Let $S_n$ be a symmetric simple random walk starting at $S_0=0$, how to prove $S_n^2-n$ is still a martingale?
It seems that checking the definition works but $$ E[S_n^2-n|\mathcal{F}_{n-1}]=? $$
Is there another approach? For $f(x)=x^2$, we can say $S^2_n$ is a sub-martingale since $S_n$ is a martingale.

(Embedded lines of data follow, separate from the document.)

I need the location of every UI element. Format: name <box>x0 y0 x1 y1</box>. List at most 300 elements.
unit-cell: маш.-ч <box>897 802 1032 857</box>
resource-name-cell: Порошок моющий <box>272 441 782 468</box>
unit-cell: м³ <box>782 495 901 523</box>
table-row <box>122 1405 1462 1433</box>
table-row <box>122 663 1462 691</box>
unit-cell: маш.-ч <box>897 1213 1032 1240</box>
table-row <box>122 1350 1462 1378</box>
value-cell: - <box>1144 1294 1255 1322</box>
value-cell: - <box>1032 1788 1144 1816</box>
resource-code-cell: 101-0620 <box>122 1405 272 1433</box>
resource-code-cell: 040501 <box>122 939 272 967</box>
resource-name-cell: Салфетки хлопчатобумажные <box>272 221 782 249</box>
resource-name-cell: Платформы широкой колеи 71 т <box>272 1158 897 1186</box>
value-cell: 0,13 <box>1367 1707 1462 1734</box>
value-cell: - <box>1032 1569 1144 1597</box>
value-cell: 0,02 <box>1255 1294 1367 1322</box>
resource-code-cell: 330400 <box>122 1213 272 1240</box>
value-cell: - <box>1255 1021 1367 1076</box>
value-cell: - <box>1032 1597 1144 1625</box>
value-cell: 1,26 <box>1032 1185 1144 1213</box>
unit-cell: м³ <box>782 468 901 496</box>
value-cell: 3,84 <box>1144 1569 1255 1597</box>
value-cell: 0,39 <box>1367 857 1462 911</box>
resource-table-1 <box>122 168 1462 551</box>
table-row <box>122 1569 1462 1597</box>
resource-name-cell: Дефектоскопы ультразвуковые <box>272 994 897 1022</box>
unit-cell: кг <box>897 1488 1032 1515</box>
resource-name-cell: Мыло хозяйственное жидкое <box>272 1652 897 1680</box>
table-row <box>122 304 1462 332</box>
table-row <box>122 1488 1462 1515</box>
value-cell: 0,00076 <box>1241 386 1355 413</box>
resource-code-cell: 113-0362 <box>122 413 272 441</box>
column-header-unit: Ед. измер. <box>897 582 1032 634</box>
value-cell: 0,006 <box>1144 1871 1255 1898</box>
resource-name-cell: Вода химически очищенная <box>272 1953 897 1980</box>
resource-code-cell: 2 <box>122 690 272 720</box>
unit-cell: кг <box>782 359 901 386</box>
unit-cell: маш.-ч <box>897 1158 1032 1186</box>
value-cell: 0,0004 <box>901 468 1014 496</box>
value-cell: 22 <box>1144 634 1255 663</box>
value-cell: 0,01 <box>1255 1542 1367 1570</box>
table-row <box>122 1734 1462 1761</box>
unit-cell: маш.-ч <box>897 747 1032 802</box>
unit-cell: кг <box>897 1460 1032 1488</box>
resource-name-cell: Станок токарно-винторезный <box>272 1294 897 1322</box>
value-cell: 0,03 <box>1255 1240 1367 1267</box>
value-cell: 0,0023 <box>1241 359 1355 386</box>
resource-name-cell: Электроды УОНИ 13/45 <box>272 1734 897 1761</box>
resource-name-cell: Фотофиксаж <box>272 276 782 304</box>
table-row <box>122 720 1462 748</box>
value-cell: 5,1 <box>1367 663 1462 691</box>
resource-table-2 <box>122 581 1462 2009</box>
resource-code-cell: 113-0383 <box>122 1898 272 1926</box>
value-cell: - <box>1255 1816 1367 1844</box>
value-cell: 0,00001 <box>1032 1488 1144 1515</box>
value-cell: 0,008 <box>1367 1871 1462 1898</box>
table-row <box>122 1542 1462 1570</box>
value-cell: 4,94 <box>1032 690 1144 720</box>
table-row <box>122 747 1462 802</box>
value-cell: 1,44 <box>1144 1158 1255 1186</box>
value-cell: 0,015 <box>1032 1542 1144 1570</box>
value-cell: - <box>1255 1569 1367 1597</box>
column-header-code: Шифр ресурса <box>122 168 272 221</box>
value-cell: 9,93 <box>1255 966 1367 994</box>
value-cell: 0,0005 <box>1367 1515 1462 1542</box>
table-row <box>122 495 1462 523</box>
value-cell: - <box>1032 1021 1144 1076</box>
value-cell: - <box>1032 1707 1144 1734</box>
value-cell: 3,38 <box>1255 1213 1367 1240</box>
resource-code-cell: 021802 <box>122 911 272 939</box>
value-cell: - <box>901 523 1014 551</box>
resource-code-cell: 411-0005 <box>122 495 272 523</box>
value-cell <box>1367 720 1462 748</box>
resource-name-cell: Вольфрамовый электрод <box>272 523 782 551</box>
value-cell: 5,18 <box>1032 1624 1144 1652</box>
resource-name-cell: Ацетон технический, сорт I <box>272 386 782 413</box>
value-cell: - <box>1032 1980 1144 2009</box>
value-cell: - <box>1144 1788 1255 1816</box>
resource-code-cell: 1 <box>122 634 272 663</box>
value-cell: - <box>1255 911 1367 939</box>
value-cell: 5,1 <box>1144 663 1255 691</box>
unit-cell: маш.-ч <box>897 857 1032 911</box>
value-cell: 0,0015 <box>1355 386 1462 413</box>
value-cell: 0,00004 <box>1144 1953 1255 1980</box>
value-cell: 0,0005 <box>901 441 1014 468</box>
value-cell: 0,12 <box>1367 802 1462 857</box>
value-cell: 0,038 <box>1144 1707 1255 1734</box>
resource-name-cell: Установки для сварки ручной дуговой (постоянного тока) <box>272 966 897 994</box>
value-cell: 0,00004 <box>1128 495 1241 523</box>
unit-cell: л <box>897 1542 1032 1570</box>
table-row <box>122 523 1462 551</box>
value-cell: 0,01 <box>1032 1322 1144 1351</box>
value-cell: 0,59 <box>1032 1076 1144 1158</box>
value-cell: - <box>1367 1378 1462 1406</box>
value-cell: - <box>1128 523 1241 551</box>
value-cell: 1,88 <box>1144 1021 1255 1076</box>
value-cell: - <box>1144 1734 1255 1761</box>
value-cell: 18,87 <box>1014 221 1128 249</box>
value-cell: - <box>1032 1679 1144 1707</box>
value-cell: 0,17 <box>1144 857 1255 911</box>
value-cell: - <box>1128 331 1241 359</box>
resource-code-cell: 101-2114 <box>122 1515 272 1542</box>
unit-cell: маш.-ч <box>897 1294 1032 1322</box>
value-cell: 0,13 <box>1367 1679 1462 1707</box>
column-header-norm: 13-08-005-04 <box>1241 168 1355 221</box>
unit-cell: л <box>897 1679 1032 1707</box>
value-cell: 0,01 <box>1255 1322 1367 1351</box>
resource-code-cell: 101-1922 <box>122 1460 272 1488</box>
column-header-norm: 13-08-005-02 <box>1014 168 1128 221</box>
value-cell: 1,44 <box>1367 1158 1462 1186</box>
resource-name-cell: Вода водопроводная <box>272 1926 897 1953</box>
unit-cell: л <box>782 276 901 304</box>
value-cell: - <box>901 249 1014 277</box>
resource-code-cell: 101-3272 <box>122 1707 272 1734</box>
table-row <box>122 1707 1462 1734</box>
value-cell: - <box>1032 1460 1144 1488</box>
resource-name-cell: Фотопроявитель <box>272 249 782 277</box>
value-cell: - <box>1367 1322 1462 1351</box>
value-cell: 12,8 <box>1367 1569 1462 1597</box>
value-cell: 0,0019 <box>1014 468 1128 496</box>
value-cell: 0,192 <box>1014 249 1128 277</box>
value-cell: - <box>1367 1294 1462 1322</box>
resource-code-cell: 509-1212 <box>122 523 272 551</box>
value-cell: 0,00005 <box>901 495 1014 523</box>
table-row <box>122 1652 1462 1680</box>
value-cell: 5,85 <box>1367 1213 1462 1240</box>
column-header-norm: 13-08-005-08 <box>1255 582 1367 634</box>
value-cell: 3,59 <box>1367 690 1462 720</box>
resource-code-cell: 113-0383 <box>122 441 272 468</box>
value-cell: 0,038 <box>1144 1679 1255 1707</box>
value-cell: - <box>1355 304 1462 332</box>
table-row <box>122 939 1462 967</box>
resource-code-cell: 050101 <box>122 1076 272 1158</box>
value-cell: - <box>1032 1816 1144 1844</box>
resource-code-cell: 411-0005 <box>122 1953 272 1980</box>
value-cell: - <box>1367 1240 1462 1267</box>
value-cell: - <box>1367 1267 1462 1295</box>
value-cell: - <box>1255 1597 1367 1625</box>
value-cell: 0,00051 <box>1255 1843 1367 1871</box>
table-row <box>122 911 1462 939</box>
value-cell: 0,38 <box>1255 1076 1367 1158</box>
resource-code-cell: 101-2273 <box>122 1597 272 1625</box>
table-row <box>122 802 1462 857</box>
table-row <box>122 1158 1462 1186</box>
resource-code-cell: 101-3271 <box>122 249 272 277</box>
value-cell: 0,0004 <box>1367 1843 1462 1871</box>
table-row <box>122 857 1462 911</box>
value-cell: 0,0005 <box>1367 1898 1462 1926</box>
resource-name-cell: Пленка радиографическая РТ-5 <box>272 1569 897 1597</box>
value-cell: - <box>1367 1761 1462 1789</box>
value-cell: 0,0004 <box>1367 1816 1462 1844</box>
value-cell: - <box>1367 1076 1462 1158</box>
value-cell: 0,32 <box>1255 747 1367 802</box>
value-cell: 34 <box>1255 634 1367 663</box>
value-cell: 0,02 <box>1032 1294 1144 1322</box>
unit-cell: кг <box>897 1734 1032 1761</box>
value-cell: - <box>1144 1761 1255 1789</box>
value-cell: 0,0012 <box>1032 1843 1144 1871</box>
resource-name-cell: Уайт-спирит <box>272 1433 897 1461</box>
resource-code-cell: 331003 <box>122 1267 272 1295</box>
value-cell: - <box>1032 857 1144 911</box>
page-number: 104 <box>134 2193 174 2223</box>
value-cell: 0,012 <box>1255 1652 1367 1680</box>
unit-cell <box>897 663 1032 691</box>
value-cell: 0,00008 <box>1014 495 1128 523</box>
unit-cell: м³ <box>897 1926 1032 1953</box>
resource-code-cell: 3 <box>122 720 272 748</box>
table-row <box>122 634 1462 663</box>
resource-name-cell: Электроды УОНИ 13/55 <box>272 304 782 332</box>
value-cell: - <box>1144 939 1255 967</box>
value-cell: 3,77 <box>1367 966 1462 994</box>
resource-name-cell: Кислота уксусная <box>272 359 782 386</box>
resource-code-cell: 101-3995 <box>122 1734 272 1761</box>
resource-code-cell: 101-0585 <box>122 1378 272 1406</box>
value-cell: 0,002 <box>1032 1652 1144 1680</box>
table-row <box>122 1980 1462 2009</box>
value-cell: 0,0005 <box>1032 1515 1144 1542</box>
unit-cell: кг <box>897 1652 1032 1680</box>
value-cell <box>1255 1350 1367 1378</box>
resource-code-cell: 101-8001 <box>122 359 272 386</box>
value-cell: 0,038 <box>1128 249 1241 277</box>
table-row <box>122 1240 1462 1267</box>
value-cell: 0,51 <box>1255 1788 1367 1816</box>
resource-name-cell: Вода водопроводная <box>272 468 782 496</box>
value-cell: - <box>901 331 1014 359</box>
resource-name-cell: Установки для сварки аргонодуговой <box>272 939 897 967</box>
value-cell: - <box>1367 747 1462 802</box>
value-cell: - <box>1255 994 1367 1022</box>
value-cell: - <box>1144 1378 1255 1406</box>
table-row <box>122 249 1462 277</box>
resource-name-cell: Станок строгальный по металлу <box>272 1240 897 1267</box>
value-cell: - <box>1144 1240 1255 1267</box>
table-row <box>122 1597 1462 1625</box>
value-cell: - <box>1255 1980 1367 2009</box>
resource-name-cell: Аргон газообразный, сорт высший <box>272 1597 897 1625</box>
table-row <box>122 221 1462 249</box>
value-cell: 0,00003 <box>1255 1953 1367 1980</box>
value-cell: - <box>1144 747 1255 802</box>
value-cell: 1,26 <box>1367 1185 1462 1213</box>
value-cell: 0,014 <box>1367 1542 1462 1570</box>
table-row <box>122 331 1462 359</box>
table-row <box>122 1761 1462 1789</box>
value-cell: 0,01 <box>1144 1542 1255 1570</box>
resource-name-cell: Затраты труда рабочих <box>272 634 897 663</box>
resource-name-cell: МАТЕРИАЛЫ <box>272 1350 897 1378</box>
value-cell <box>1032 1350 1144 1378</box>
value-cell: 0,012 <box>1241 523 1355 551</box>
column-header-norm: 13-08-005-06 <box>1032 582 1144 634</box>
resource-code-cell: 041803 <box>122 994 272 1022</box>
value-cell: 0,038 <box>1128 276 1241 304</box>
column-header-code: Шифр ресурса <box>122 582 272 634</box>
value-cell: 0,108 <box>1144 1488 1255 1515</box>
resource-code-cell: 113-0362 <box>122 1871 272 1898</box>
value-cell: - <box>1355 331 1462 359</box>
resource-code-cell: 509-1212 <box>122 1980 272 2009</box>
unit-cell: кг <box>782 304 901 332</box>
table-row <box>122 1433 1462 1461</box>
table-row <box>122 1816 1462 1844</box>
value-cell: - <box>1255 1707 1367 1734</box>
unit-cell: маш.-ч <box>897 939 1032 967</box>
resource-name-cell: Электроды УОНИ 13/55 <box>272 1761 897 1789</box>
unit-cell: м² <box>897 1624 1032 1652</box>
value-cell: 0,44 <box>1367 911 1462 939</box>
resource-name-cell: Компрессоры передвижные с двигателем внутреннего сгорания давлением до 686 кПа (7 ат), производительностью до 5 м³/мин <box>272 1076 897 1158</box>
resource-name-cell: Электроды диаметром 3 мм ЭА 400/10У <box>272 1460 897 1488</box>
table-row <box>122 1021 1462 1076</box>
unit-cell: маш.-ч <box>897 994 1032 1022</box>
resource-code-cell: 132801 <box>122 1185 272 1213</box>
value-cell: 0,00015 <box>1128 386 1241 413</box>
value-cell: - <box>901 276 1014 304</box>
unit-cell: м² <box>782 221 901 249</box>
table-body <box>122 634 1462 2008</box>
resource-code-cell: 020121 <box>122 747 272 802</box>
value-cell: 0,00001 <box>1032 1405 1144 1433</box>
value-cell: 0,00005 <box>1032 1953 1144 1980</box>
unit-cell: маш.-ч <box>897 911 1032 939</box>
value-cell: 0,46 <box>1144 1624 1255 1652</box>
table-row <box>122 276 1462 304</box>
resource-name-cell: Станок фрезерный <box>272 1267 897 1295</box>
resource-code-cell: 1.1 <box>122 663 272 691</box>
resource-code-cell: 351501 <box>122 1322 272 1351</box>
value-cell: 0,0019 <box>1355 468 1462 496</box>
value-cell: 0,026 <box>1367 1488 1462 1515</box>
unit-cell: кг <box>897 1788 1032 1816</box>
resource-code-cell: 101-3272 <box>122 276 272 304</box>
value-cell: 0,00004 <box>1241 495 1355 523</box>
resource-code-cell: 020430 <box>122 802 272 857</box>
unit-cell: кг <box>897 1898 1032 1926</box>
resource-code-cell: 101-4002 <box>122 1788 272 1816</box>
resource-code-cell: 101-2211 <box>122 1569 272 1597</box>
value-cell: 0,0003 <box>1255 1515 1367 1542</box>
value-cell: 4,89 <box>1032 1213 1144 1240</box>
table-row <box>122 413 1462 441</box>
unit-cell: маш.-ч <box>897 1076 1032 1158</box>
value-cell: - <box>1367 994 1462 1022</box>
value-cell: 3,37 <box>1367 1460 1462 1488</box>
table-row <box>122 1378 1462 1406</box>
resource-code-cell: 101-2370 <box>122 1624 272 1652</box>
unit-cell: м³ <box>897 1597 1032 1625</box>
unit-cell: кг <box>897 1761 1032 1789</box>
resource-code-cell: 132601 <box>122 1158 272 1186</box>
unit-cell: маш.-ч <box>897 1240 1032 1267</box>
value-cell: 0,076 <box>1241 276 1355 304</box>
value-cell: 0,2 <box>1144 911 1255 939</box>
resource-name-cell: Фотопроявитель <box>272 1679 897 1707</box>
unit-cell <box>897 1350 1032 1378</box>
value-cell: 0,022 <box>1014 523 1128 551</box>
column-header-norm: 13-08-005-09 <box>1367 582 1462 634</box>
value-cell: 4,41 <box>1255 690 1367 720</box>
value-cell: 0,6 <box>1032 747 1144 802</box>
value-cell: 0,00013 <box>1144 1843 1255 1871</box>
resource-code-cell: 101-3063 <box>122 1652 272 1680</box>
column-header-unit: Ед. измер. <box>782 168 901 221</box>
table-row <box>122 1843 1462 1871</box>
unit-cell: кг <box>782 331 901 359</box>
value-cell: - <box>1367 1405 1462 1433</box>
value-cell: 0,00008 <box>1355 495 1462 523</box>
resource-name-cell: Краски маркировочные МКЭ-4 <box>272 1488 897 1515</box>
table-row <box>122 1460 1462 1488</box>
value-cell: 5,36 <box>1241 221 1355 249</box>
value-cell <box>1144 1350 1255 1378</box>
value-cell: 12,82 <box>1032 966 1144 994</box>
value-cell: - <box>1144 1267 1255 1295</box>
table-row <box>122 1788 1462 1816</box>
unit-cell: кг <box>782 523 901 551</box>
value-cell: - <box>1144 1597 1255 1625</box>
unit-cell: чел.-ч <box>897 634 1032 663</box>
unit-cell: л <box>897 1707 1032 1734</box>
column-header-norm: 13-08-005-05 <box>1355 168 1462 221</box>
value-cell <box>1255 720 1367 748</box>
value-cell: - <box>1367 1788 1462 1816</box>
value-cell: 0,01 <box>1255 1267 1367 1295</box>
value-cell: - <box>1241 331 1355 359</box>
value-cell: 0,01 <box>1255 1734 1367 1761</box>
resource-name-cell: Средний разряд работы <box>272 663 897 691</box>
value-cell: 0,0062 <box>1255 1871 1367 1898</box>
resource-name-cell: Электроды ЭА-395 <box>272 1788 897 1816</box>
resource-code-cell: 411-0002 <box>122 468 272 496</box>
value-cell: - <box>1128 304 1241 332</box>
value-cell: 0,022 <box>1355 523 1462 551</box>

Checking the definition directly is probably the best approach. I think it is useful to write $S_n=X_1+\dots+X_n$, where the $X_i$ are iid, with $\mathbb{P}(X_i=1)=\mathbb{P}(X_i=-1)=1/2$. This way, you can easily check that $$ S_n^2=(S_{n-1}+X_n)^2=S_{n-1}^2+2S_{n-1}X_n+X_n^2. $$ We can use this to compute the conditional expectation. As $S_{n-1}$ is $\mathcal{F}_n$-measurable, we get $$ \begin{align*} \mathbb{E}[S_n^2-n \mid \mathcal{F}_{n-1}] &= \mathbb{E}[S_{n-1}^2+2S_{n-1}X_n+X_n^2-n \mid \mathcal{F_{n-1}}] \\ &= S_{n-1}^2+2S_{n-1} \mathbb{E}[X_n \mid \mathcal{F}_{n-1}]+\mathbb{E}[X_n^2 \mid \mathcal{F}_{n-1}]-n \end{align*} $$ By independence, these conditional expectations agree with the expectation, and so $\mathbb{E}[X_n \mid \mathcal{F}_{n-1}]=0$, $\mathbb{E}[X_n^2 \mid \mathcal{F}_{n-1}]=1$. This yields $$ \mathbb{E}[S_n^2-n \mid \mathcal{F}_{n-1}] = S_{n-1}^2+1-n=S_{n-1}^2-(n-1), $$ as required.